These are images of Ainsley taken during the Videofluroscopic Swallow Study (VFSS) which today she finally PASSED!!!
Even though she'd failed the FEES when we were in Cincinnati last year and essentially nothing had changed. In fact she should be MORE likely to aspirate right now because she had the Botox injections in April that should be keeping her vocal cords more open.
First the child is put in a chair in front of the x-ray camera.
Then the SLP mixes the barium so the liquid can be tracked during the swallowing process.
They even have special cookies with barium in them. This was the first time Ainsley was able to do that. Finally all the blood sweat and tears working on oral feeding over the past 6 1/2 years pays off!
She eats the yogurt (thick) and passed.
She ate the cookie (solids) and passed(no bits went down wrong).
She drank thin liquids and there was penetration and even a little microaspiration (Likely this is caused by the increased speed at which thin liquids flow, so in other words it's kind of a timing issue. So thickening of thins is still advised.).
She did better with the thin straw than a normal straw, as I suspected (I brought my own thin straw).
And when they thickened it to nectar consistency she PASSED!
Then we had her eat the whole cup of yogurt and a graham cracker and then drink and eat the barium yogurt again to see if it changed with "fatigue". Her swallow still looked good but I've been working hard on feeding so I think her point of fatigue is much higher. In other words I think she is still at risk when she gets to a certain amount of swallows but it didn't happen during the test and that's GREAT!
The SLP was great. She really understood the history, complexity and I could tell she knew exactly what my goals were and that I know what I'm doing. She answered questions about past findings: the vallecular space no longer looks small, her lingual tonsil tissue did not seem to be an obstruction (great to see), her swallow looked surprisingly strong for a kid with hypotonia (though Ainsley's tone isn't really classic low tone). There isn't a lot of residual left in the throat as there seemed to be in the past, meaning she's clearing it all much better.

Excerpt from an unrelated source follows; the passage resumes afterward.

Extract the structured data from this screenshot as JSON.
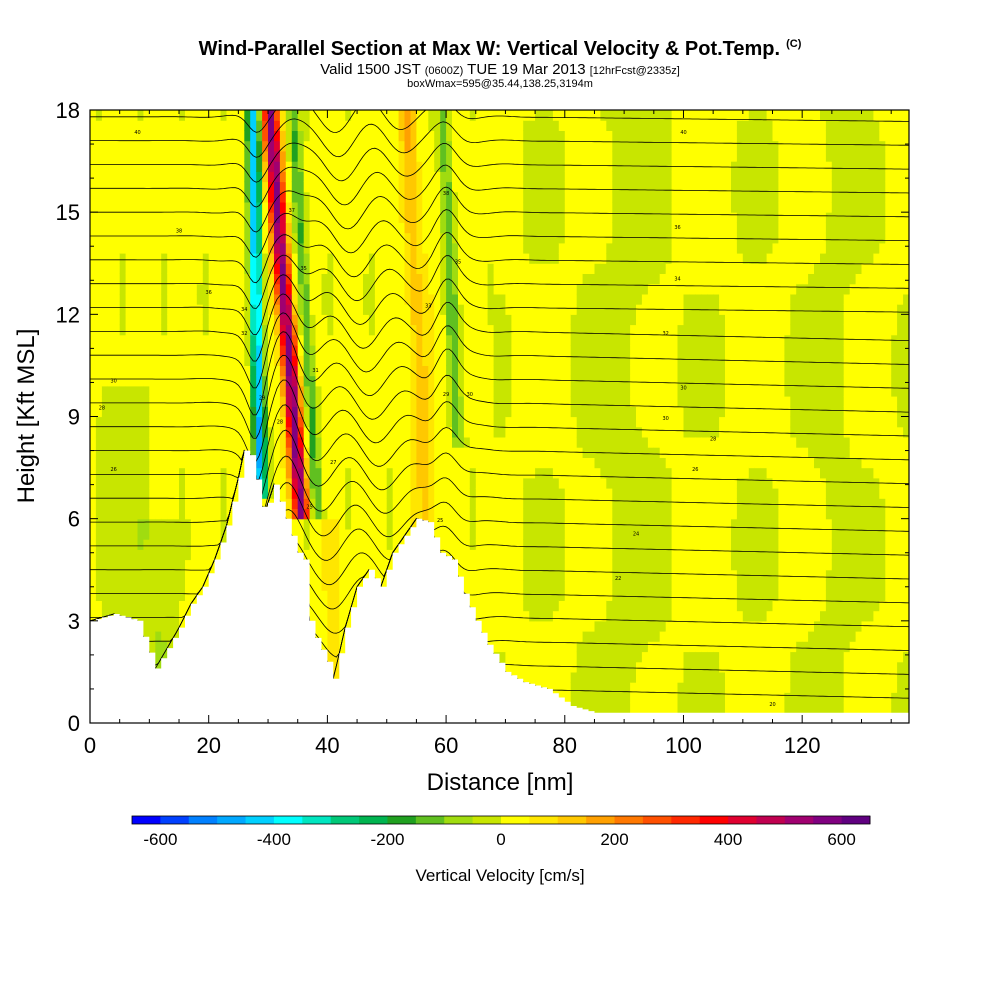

The images are projected onto this screen which you can view as it happens (hard to see here but not in real life). Then afterward we reviewed the images and video together.

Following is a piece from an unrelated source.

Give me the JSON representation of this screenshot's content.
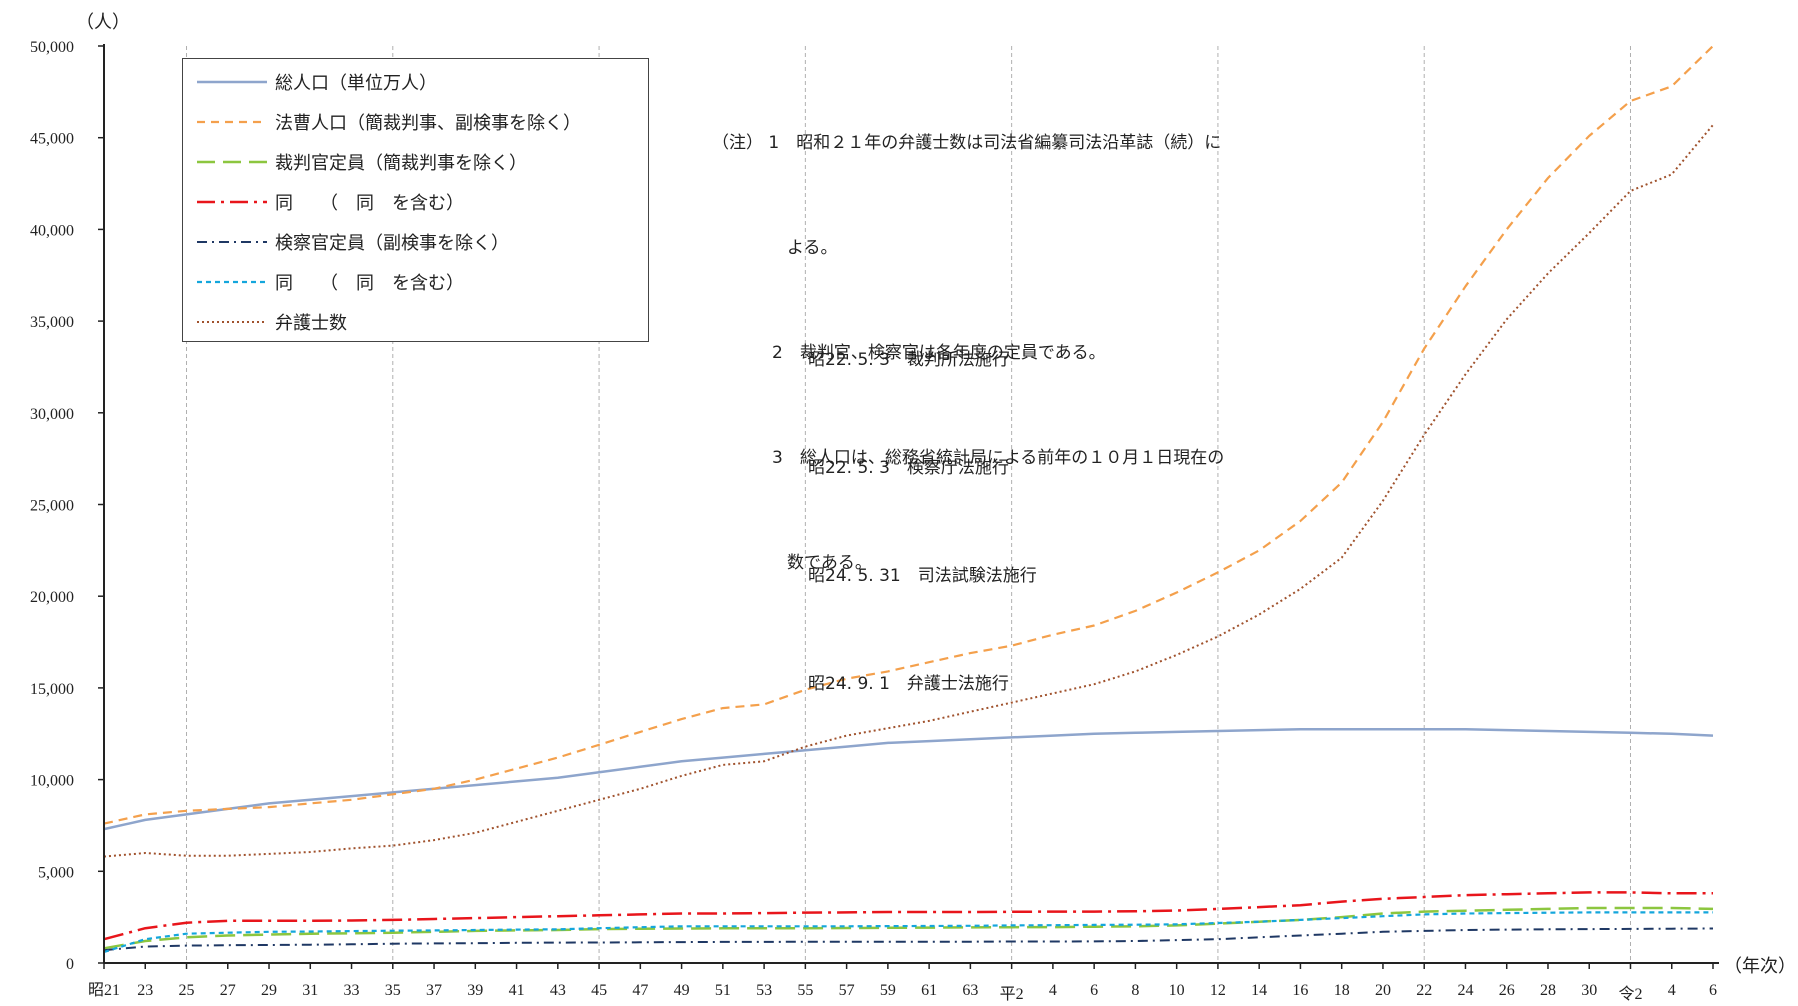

What all this means is that it's likely we will get the green light to transition Ainsley to oral feeding. This is a hard road for kids who've been tube fed. I expect it to take time.
And for there to be resistance.
And for there to be resistance.
But this time I can push her harder because I'll have the support of her doctors.
I made 12 bean soup (I had a ham bone) and cornbread for dinner.
Ainsley ate a couple bites of the cornbread, some of the veggies, a piece of ham and tried to drink milk out of a glass (no straw). I pushed but not too hard. We don't want her to regress.
When I think about it I nearly can't believe she learned to eat table food this year!
....or that now she has the clearance to increase quantities. Unbelievable. WOW! Just when I'd nearly given up!
After our soup dinner it rained like crazy and totally felt like a FALL day.
Except that it was warm enough that Evie and Adrian went out to run around and play in the rain. It was so cool. But I was happy to stay dry inside with Ainsley who wanted to go out until I reminded her she'd get wet. Good choice Ainsley.
Our pulmonologist was able to get a rush reading of the sleep study by the sleep doctor and he called with the results Thursday. It showed that Ainsley still has severe obstructive sleep apnea even with the Botox(not too surprising though I was surprised at the severity on Botox). The CPAP road would likely be a hard one (also not a surprise). Now... Ainsley passing the VFSS, that is kind of a game changer in my book and I'll explain why in another post.
I'll be e-mailing Ainsley's doctors to discuss all this. It's complex and the best route isn't necessarily clear as far as an potential plan to get the trach out. I'll be sure to post once we know what the decision is.